For those whose countries may have different road arrangements, a brief explanation follows. Some of our roads have an ‘emergency lane’ behind a yellow line. It is narrower than a full lane, and can be a little hair-raising to drive on. Most people (myself included) will move over into this lane if someone wants to pass – the problems arise when someone thinks you should move over, and you don’t agree. That’s where the menacing comes in. I won’t move over if I can’t see the road ahead, such as around a blind corner.
I drive an old skedonk (banger, rattle-trap, call it what you will). She’s a big, elderly three-litre Ford automatic that drinks petrol as if we have our own private oil well. Her acceleration is 0 to 60 in… give me a couple of hours and I’ll get back to you. So she’s not so good at the dodging through traffic bit. I know what she can and can’t do, but some twit in a 1.1 litre plastic box will ride on my back bumper trying to push me out of the way. And this when I’m doing the speed limit plus 10 km. Never a dull moment.
I enjoy meeting the new pupils. I always try to reserve judgement until I’ve got to know them a little. Some shy kids can take a while to start opening up, while others start out full of enthusiasm, but are bored by the second lesson.

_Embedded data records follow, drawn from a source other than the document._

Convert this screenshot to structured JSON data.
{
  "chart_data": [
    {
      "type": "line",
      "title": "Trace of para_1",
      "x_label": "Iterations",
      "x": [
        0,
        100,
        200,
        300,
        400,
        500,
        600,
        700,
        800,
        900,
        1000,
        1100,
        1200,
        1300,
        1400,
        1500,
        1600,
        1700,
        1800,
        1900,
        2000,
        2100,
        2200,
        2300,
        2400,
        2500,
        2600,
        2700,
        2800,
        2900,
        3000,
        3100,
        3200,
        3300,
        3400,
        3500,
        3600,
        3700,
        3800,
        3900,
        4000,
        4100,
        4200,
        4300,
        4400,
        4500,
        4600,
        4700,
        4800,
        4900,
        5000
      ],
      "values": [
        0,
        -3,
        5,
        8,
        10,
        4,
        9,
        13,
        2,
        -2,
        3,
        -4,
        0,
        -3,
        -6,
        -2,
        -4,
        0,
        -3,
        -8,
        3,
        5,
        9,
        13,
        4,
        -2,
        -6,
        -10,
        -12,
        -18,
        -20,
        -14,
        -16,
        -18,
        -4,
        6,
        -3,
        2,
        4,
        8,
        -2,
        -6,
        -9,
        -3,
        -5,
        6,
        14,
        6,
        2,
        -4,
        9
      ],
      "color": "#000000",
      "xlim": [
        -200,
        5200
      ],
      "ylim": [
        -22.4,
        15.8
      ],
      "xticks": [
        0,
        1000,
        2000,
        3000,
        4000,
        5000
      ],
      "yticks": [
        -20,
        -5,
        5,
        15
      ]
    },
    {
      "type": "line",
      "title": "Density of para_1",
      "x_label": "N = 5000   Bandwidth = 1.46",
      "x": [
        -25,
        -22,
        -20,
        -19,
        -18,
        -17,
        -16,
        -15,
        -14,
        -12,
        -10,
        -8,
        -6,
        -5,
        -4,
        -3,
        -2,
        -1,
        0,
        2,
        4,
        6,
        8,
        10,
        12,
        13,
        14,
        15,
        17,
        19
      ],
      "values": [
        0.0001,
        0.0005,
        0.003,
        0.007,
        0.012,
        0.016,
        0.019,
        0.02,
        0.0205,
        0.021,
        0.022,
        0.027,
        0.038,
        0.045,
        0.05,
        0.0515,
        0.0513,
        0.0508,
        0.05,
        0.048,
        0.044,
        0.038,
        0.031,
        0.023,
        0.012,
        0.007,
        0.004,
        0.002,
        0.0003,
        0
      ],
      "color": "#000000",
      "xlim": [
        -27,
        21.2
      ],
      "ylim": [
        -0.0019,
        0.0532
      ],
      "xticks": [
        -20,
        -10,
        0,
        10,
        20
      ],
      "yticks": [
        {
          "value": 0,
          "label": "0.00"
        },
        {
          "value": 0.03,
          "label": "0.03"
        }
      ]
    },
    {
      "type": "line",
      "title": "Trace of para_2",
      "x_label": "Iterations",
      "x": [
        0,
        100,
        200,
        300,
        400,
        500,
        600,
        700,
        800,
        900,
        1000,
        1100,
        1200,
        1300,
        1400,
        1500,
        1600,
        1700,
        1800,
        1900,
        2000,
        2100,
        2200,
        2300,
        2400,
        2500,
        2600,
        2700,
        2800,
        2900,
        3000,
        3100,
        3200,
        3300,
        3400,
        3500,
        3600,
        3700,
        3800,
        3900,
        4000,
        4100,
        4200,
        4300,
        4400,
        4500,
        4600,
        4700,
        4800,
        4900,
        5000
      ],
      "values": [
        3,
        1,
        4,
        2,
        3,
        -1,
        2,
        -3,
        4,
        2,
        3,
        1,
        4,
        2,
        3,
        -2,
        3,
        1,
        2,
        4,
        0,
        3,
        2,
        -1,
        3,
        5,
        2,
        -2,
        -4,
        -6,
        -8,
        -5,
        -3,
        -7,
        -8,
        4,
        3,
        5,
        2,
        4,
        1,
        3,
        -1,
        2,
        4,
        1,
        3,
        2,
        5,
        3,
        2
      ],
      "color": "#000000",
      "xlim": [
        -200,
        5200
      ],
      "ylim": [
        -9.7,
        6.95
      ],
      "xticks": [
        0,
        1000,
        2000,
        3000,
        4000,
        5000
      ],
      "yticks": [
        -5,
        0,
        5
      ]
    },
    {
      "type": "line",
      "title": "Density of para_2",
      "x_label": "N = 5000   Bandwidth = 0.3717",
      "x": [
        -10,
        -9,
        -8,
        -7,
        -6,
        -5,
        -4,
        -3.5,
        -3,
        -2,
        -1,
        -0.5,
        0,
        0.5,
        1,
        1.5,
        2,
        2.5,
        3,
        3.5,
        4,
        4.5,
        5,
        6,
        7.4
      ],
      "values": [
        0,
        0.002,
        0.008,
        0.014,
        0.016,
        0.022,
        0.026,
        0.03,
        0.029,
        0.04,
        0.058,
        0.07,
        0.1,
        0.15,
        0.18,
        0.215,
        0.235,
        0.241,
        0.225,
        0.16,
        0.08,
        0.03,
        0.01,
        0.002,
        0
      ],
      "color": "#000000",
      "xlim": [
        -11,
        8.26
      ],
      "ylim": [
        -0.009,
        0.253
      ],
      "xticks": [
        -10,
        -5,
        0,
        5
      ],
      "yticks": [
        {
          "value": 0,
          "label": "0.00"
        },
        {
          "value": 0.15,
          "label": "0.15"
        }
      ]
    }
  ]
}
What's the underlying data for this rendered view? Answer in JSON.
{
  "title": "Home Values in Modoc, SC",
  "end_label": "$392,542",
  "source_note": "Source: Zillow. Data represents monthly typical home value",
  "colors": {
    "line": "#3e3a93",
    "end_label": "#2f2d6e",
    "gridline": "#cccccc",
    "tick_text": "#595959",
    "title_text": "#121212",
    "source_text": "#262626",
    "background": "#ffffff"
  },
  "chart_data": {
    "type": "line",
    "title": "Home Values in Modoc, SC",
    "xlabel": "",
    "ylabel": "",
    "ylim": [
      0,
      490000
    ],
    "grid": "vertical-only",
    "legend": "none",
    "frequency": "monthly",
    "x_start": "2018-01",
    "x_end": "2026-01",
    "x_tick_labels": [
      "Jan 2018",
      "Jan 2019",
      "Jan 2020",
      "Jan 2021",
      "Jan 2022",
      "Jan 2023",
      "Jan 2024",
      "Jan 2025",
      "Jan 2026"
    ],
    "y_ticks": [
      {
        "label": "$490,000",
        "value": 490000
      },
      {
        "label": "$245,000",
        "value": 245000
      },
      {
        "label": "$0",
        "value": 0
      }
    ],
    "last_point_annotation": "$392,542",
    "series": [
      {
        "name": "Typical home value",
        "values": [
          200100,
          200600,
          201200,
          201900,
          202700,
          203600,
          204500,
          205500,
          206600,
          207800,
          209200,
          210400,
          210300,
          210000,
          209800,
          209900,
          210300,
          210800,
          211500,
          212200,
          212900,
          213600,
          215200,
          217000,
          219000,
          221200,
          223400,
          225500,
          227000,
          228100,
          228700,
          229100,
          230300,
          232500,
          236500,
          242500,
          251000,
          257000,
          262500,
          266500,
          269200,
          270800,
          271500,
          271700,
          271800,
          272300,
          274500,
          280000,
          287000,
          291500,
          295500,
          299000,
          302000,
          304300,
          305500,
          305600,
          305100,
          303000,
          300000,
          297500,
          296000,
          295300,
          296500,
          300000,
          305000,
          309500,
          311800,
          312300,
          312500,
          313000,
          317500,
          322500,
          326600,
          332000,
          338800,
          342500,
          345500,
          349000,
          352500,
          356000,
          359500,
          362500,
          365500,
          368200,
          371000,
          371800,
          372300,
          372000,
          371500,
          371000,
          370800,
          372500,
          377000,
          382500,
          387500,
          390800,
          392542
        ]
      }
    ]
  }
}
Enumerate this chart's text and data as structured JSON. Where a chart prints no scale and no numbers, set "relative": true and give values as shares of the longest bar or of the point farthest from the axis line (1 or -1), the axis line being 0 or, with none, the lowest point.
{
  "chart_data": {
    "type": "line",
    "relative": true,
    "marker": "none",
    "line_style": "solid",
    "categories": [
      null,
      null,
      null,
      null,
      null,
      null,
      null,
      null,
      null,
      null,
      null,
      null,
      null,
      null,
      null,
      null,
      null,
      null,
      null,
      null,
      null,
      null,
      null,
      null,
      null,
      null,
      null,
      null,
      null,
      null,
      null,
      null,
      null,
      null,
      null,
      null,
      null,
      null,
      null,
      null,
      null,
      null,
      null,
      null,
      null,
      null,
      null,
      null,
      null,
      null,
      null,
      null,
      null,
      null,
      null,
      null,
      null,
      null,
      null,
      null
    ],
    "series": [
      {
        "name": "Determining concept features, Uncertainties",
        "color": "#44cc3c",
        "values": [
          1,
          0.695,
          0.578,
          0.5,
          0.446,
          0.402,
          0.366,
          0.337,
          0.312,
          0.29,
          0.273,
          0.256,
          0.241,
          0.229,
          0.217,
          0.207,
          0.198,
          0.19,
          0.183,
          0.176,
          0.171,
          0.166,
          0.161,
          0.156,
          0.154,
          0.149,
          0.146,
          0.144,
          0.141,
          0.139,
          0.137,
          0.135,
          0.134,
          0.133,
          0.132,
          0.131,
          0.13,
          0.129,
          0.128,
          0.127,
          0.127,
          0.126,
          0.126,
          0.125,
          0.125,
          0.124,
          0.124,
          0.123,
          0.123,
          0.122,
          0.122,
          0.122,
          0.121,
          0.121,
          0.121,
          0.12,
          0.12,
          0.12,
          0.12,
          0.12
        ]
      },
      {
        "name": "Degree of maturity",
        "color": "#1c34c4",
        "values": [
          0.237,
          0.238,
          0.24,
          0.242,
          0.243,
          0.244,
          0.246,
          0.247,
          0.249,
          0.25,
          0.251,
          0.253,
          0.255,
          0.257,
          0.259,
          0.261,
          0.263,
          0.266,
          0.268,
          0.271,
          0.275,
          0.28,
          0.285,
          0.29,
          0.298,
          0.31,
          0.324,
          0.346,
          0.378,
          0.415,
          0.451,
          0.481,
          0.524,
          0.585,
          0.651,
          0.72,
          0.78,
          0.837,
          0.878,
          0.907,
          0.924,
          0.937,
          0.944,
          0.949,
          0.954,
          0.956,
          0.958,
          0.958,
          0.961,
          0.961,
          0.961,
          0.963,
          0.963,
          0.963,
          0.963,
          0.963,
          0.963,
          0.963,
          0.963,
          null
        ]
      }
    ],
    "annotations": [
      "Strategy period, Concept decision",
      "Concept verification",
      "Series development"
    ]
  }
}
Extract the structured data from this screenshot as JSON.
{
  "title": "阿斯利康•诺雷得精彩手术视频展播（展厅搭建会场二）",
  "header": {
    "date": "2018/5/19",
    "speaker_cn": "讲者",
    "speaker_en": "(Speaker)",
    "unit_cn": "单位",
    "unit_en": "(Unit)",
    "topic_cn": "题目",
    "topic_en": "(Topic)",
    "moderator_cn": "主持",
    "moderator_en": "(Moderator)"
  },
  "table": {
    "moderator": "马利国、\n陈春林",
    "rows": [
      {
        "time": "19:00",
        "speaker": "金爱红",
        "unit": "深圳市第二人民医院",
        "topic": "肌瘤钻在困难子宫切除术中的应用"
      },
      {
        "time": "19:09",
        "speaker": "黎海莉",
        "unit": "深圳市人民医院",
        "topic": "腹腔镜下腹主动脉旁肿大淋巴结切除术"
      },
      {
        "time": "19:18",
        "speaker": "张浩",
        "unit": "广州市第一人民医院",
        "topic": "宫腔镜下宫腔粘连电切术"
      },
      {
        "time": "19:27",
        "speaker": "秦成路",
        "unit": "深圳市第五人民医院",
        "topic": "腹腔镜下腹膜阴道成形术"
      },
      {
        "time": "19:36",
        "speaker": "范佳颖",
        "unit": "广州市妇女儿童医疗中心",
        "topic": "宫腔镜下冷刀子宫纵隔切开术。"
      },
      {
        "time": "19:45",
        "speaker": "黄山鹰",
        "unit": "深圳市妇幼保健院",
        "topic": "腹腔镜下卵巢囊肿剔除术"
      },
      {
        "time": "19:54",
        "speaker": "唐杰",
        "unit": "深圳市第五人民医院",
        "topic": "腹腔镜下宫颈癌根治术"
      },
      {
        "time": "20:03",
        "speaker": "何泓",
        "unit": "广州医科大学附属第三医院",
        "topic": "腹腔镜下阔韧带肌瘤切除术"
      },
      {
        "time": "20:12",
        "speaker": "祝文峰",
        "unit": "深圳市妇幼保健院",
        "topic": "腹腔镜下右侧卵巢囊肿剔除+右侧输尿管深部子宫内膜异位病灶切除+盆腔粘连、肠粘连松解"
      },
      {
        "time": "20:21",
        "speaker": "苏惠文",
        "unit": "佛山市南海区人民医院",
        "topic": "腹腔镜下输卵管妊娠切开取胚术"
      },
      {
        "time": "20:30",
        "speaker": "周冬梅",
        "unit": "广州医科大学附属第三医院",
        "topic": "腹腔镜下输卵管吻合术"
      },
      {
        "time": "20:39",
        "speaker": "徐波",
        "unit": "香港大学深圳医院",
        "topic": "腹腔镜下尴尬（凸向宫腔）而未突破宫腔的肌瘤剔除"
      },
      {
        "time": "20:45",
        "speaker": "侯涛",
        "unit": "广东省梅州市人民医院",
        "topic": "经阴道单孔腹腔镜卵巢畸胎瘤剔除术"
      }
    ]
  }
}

Someone asked me once if I don’t get driven mad by hearing ‘Row, Row, Row Your Boat’ for the hundredth time. The funny thing is that I don’t. Not so much because of the intrinsic beauty of ‘Row, Row,’ but because every new student presents a different set of problems. They are probably doing five or six things wrong, and the trick is to pick one or two to concentrate on. Pick out every problem and they are quickly overwhelmed. But if you forget about some of the mistakes for too long, they become entrenched habits, and a royal pain to get rid of. So it’s a balancing act. But I love it, particularly when you can see (and hear) them improving.